Every artist dreams of working in a new environment. If they are lucky, they are offered a residency to explore new ideas. That happened to artist Allie Martin and for a few days people can hear what she created while staying in the home and studio of the celebrated Aminah Robinson in Columbus. David Seitz visited Martin’s sound work “This is a Black Neighborhood.”
You need to walk slowly around the room of the gallery, sometimes just next to the walls. This motion triggers the sensors. Only then can you hear the sounds that Allie Martin has collected and composed. Martin said, “Because as people move around that space and trigger different things with different combinations, the room is an instrument, and I want people to play it.
Text on the wall tells the stories behind each sound in the exhibit. Richel Culyer, a young black woman, felt at home when she walked around the gallery. “I really adore the concept that anywhere can be a Black neighborhood where there is the fullness of Black life through sound,” Culyer said.
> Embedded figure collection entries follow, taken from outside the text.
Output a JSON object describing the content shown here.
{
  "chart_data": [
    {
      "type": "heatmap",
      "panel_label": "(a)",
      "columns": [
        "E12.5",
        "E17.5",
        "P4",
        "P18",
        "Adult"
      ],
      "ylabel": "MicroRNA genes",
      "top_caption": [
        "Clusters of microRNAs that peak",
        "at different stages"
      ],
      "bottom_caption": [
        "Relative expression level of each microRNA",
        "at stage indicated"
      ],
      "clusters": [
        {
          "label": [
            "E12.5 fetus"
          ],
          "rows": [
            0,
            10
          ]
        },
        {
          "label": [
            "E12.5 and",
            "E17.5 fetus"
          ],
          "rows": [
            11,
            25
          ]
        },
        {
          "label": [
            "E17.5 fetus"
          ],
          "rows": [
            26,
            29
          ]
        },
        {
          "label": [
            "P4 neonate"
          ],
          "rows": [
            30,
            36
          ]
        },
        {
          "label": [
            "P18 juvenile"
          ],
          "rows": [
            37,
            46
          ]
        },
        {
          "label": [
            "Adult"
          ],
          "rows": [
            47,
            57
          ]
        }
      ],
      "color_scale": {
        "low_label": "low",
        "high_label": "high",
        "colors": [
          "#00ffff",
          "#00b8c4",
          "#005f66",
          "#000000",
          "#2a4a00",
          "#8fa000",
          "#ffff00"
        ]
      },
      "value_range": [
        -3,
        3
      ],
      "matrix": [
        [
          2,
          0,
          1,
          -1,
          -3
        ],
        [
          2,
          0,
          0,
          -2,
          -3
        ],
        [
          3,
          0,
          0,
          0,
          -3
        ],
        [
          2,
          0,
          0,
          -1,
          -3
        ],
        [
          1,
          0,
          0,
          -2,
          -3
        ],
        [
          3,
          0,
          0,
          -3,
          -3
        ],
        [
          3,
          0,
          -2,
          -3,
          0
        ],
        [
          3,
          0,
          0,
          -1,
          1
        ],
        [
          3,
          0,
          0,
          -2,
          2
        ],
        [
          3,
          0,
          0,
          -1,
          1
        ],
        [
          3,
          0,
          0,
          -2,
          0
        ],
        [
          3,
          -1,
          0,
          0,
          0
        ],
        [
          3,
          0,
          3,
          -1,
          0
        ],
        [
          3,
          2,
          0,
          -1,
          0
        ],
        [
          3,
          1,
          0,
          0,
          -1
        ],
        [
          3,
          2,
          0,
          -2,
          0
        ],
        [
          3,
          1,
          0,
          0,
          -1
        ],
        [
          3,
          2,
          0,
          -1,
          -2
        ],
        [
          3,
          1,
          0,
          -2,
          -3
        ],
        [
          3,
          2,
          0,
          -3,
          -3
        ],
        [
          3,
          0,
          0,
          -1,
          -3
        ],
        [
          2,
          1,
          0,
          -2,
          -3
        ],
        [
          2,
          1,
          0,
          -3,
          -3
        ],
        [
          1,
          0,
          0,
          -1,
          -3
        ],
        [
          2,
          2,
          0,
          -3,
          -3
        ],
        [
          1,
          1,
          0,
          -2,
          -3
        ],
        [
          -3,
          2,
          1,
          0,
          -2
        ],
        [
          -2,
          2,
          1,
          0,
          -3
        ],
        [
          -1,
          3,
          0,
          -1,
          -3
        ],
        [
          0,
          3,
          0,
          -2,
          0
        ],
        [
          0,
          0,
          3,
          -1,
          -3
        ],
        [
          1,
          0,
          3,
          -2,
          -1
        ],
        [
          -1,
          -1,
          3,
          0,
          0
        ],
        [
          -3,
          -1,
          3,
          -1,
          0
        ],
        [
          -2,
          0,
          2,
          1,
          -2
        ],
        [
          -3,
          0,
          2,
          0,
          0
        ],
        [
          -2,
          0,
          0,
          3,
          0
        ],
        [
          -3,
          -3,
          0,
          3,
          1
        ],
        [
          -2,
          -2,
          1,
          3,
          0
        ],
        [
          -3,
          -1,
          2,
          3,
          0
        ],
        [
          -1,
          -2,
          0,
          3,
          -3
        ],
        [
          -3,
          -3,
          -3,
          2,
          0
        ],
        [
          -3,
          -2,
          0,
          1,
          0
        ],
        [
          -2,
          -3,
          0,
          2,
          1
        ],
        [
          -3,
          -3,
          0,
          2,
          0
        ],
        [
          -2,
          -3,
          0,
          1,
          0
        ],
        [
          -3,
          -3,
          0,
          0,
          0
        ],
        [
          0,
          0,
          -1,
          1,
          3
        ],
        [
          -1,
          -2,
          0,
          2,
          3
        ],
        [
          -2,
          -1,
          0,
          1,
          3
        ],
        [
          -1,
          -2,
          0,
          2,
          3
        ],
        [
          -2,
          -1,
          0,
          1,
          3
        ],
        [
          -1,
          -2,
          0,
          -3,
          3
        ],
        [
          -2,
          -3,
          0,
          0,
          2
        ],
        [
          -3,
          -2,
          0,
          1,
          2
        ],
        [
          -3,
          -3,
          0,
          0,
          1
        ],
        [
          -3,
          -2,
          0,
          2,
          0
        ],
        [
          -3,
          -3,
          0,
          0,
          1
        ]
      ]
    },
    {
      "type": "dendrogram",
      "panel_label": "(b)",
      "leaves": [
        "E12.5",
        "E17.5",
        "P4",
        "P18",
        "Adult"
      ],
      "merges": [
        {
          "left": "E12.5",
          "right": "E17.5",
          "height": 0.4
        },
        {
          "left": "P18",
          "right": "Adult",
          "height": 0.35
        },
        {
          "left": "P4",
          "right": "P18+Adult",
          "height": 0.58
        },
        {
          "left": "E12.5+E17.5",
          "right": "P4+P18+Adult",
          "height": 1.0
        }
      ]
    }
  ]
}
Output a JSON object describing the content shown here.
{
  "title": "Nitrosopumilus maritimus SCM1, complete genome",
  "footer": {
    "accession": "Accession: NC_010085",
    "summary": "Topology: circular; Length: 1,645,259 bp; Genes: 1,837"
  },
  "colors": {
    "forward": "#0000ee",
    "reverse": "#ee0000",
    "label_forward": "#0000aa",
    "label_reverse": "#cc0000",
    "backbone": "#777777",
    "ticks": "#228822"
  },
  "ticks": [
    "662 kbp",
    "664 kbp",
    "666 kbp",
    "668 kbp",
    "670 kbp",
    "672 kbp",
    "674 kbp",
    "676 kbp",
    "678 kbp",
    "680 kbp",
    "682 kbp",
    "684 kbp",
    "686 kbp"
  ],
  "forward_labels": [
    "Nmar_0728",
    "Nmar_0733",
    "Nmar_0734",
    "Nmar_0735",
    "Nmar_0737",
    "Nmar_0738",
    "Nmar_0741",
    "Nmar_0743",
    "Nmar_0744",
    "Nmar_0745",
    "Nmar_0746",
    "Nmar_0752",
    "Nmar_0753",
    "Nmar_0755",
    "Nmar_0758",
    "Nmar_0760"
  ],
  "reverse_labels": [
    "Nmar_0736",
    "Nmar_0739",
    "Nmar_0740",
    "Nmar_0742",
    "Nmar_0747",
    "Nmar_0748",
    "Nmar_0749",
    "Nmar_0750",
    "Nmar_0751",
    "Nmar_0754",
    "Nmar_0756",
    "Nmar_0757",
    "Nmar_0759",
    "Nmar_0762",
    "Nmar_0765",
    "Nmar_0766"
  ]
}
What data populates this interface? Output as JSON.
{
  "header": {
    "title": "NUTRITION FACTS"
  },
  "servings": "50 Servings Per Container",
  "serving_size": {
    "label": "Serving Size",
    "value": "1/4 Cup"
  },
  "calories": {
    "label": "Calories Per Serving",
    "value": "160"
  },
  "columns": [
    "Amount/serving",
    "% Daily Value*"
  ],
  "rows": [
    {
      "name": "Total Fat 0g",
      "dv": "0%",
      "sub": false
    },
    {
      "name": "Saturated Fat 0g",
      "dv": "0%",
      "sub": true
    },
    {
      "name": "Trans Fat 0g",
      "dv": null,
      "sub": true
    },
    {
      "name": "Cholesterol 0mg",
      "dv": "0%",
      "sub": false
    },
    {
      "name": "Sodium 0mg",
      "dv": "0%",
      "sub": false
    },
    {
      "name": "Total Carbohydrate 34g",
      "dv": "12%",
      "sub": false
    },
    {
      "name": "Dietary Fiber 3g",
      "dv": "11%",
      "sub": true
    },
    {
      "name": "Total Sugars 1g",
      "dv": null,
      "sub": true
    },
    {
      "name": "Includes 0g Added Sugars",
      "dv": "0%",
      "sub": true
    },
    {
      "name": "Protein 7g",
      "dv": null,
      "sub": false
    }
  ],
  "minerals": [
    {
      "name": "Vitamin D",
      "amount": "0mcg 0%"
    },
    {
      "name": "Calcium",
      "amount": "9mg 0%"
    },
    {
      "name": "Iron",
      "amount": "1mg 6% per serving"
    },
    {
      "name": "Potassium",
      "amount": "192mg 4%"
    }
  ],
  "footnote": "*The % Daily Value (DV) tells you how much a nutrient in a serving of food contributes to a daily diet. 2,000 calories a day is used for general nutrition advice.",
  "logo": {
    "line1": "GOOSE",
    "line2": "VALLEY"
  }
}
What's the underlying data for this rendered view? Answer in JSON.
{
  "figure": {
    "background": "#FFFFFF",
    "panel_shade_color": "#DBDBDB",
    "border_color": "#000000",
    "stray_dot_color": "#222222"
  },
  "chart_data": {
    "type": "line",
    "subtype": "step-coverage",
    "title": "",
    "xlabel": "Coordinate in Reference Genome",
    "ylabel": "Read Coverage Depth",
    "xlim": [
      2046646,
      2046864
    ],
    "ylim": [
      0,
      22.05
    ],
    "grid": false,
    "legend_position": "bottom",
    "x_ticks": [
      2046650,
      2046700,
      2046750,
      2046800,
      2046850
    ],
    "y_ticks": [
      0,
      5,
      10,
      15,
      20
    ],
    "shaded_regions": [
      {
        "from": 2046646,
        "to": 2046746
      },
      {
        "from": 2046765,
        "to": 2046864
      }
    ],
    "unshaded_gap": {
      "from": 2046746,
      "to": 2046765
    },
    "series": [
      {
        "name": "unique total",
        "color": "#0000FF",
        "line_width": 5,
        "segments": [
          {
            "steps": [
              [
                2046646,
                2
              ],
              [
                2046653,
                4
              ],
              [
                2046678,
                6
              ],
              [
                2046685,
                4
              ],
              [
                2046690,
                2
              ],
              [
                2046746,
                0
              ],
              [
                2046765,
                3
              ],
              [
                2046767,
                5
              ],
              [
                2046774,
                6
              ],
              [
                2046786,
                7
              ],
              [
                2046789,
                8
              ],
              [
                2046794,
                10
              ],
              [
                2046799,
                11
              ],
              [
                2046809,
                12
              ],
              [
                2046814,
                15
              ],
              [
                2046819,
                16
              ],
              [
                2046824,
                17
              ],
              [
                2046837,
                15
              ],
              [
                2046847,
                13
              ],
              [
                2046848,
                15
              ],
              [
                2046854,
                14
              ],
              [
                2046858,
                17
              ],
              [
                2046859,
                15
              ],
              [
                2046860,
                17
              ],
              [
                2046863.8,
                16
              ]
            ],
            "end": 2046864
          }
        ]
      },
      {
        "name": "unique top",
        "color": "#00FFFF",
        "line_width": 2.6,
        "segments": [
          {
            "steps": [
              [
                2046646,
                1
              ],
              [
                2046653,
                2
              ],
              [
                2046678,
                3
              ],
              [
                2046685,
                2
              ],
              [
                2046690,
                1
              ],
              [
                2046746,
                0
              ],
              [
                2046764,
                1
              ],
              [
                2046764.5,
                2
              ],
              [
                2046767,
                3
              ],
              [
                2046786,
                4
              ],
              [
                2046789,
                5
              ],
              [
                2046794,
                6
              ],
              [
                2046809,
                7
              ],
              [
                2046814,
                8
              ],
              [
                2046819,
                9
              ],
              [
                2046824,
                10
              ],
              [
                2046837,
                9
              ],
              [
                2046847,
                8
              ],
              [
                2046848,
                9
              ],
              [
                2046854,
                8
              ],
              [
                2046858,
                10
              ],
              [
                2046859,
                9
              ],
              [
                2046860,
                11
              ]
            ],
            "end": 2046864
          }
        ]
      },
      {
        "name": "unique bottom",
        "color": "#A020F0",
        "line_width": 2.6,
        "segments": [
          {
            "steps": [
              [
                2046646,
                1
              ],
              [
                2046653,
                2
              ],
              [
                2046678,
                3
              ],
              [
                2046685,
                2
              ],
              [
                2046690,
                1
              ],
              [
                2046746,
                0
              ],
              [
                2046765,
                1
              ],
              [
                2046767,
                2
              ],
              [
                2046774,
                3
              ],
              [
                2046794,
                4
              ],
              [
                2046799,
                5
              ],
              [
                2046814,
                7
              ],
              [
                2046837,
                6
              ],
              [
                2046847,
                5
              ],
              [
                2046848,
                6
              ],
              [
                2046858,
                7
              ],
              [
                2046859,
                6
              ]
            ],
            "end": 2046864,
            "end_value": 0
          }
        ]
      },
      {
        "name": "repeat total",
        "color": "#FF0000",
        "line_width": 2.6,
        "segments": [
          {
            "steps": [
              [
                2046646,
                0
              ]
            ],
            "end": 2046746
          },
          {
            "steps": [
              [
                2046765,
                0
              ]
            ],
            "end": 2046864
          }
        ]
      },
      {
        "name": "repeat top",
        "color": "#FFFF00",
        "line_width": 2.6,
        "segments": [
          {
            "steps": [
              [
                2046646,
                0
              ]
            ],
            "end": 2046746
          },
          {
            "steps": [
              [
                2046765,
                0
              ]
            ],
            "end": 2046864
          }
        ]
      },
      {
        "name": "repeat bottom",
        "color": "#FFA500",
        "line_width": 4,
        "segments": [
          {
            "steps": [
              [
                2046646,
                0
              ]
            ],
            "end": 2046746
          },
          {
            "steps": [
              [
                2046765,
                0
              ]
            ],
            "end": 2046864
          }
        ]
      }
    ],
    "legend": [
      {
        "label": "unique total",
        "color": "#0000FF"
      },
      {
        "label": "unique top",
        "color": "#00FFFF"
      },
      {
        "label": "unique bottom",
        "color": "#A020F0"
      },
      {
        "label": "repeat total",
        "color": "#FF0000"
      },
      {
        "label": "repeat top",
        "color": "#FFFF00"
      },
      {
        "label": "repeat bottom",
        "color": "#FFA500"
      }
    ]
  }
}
Amplifying Black identity through sound
Artist Allie Martin is also a professor of ethnomusicology at Dartmouth College. She first studied Black music and sound in Washington DC. It was a time of gentrification in the city — construction was everywhere. Black music clubs were getting forced out, so she started asking folks “what does gentrification sound like? Someone said smooth jazz. Others said, “a complaint” — complaints about noise.
“Complaints are so tricky, Martin said. “What are you complaining about? Who are you complaining to? And what do you want to be done? Because as soon as you are asking for police intervention for noise complaints, you are putting a Black person’s life in danger. As soon as you say, 'I want the police here to stop this,' then we’re getting into some territory.”
The Columbus Museum of Art gave her a writer’s residency at the Aminah Robinson house. Aminah Robinson’s art celebrated Black life in Columbus for over 50 years. And Martin listens to the sounds.
“A concert can be a Black neighborhood,” Martin said. “A cookout, a person, a giggle, a cackle, the sounds of playing cards hitting the table, a grandmother’s wail, a hand clap. I’m talking about the things that I know to be the sounds of black life. And so yes, I’m really just holding black neighborhoods as spaces where Black people sound.”
After many years listening to the sounds of Black neighborhoods facing gentrification, Martin wanted to amplify the sounds of Black joy like this drumline from East High school in Columbus. “I’m making art,” Martin said. “That’s what I am doing. So I’m making this show that is about not only listening to Black people but reflecting back what I hear in Black neighborhoods. And so I’m taking these sounds and composing around them.”
Artistic reflections and redefining spaces
Remember, Allie Martin was staying at Aminah Robinson’s house, and she saw beautiful musical notation in the art. Martin, a musician, sang some of these musical lines to create, “Aminah’s Wave Song.”
“They’re beautiful,” Martin said. “They are…they’re not traditionally composed. And so if you’re looking at it from Western music standards, you’re not going to be able to play them. But if you think about it as a graphic score, as a kind of suggestion, as gesture, as texture, they’re playable.”
Martin discussed her purpose behind her art. “I want to make work that makes, makes Black people feel safe and make Black people be able to sound without subjection because we rarely get to do that."
“Because Black neighborhoods get reduced to these murals and these plaques that say, “This is a historically Black neighborhood,” but they don’t actually want Black sound and Black people, and all of what comes with that. And so this show is to say we gotta, if there are enough people invested in hearing this life, then we can have it.”
You can experience This is a Black Neighborhood through Friday, August 25 at the Sarah Gormley Gallery, 95 N. High St. in Columbus. Admission is free. Visit sarahgormleygallery.com or columbusmuseum.org.